D. Heck et al., CORSIKA: A Monte Carlo Code to Simulate Extensive Air Showers, Forschungszentrum Karlsruhe FZKA 6019 (1998).
http://rexa.info/paper?id=ac6e674e9af20979b23d3ed4521f1570765e8d68
Simulation parameters enabled the detection of events with **energies below 50 GeV

src:

[https://archive.ics.uci.edu/dataset/159/magic+gamma+telescope]

In [None]:
cols = ["fLength", "fWidth", "fSize", "fConc", "fConc1", "fAsym", "fM3Long", "fM3Trans", "fAlpha", "fDist", "class"]
url = ""
df = pd.read_csv(url, names=cols)
df.head()

In [None]:
df["class"].unique()

In [None]:
df["class"] = (df["class"] == "g").astype(int)
df.head()

Class Values
The only class values are either "g" for gamma particles or "h" for hadron particles. In order to assist in computation of our data, these will be converted to binary values, 0 for hadrons and 1 for gamma.

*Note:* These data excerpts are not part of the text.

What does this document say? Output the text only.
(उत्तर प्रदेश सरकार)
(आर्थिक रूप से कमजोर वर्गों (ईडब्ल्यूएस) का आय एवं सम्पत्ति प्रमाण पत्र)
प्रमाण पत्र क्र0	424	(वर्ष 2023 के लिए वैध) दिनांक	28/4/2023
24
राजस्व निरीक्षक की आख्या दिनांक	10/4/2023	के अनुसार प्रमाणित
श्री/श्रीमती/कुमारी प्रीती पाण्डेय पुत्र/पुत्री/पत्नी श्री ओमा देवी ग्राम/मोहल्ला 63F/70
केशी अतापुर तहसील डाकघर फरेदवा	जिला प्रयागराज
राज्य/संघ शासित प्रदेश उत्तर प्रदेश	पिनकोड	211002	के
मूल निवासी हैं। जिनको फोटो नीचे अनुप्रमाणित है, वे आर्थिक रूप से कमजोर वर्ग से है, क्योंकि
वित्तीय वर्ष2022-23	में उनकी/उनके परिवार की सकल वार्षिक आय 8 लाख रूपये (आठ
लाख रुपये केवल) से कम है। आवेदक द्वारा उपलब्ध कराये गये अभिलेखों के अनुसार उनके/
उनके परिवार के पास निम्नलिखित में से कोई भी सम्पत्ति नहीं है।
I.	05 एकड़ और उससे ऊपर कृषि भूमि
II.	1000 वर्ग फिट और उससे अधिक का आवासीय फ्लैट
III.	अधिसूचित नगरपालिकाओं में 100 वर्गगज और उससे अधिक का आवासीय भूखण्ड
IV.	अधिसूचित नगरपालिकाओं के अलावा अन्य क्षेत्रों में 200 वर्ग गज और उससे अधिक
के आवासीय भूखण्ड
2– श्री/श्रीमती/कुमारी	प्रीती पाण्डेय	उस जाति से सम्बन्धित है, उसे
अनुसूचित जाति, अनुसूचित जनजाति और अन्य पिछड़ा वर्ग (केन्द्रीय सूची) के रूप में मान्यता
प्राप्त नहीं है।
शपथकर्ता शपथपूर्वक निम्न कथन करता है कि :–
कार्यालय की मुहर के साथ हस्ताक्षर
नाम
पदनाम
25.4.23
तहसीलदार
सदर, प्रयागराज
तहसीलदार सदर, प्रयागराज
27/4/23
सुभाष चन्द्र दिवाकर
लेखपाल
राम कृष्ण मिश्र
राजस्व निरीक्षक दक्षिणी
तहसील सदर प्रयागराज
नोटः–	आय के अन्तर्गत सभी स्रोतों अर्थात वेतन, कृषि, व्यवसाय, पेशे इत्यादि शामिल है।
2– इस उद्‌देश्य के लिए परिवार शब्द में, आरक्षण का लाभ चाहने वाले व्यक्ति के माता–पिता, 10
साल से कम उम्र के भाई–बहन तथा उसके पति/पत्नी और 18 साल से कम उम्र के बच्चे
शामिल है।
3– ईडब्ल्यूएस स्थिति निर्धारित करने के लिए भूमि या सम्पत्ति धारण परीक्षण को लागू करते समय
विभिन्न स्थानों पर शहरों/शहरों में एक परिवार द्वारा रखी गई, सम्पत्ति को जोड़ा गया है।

We will use the features of the DataFrame to determine wheather a recorded particle is a gamma or a hadron particle.

In [None]:
for col in cols[:-1]:
    plt.hist(df[df["class"]==1][col], color="blue", label="Gamma-Ray Particles", alpha=0.7, density=True)
    plt.hist(df[df["class"]==0][col], color="red", label="Hadronic Particles", alpha=0.7, density=True)
    plt.title(col)
    plt.ylabel("Probability")
    plt.xlabel(col)
    plt.legend()
    plt.show()

Train, Validation and Test datasets

In [None]:
train, val, test = np.split(df.sample(frac=1), [int(0.6*len(df)), int(0.8*len(df))])

In [None]:
def scale_dataset(dataframe, oversample=False):
    X = dataframe[dataframe.columns[:-1]].values
    y = dataframe[dataframe.columns[-1]].values

    scaler = StandardScaler()
    X = scaler.fit_transform(X)

    if oversample:
        ros = RandomOverSampler()
        X, y = ros.fit_resample(X, y)

    data = np.hstack((X, np.reshape(y, (-1, 1))))
    return data, X, y

In [None]:
print("Gamma", len(train[train["class"]==1]))
print("Hadron:", len(train[train["class"]==0]))

In [None]:
train, X_train, y_train = scale_dataset(train, oversample=True)
val, X_val, y_val = scale_dataset(val, oversample=False)
test, X_test, y_test = scale_dataset(test, oversample=False)

In [None]:
print("Total:", len(y_train))
print("Gamma:", sum(y_train==1))
print("Hadron:", sum(y_train==0))

K-Nearest Neighbors

In [None]:
from sklearn.neighbors import KNeighborsClassifier
from sklearn.metrics import classification_report

knn_model = KNeighborsClassifier(n_neighbors=5)
knn_model.fit(X_train, y_train)

y_predicts = knn_model.predict(X_test)
print(classification_report(y_test, y_predicts))